Akademik Veri Yönetim Sistemi
Reumatologia Clinica, cilt.22, sa.1, 2026 (ESCI, Scopus)
Aim: Our study aimed to evaluate the clinical presentation, demographics and colchicine response in Familial Mediterranean Fever (FMF) patients with Exon 2 mutations (E148Q, R202Q) compared to those with Exon 10 mutations. Methods: A single-center retrospective study was conducted on 98 adult FMF patients diagnosed between 2009 and 2019. Medical records of 41 patients with Exon 2 and 57 patients with Exon 10 mutations were reviewed.
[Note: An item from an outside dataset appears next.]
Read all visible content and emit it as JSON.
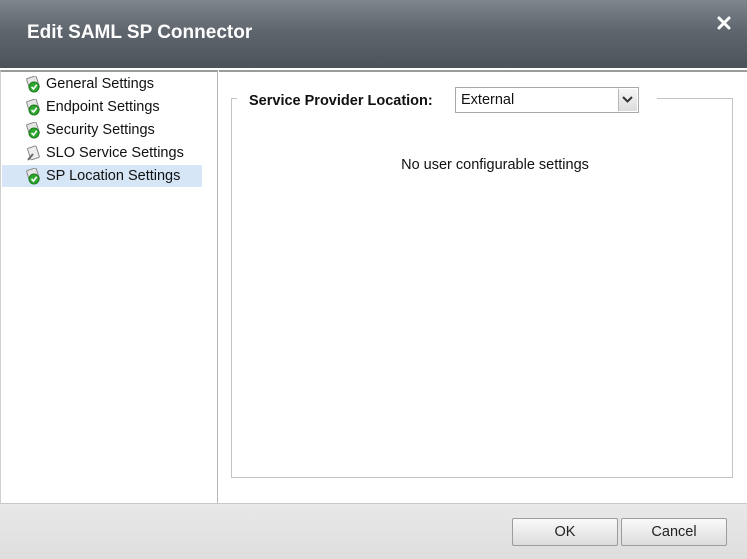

In Exon 2 group, 3 patients were homozygous for E148Q, 33 were heterozygous (21 with E148Q, 12 with R202Q), and 5 were compound heterozygous for E148Q and R202Q. In the Exon 10 group, 20 patients were homozygous for M694V, 18 were heterozygous, and 19 had compound heterozygous mutations involving M694V and other Exon 10 variants (V726A, M680I, A744S, R761H). Data on demographics, symptom onset, clinical manifestations, family history, colchicine response were analyzed. Results: Patients with Exon 2 mutations were older at symptom onset (p < 0.001) and had fewer family histories (p < 0.001). Typical FMF symptoms like fever (p = 0.030) and abdominal pain (p = 0.018) were more common in Exon 10 patients. Conversely, musculoskeletal symptoms, including arthralgia (p = 0.004) and myalgia (p = 0.013), were more frequent in Exon 2 patients. Both groups had similar rates of amyloidosis (p = 1.0). Colchicine was effective in 91.7% of Exon 2 patients and 96.4% of Exon 10 patients (p = 0.376). Conclusion: Exon 2 mutations are associated with atypical presentations in FMF. Arthralgia and myalgia presentations are mostly indicative of Exon 2 variant, while a family history and earlier age of symptom onset are characteristic of Exon 10 variant. Clinicians should recognize the complex nature of FMF and adopt a personalized approach.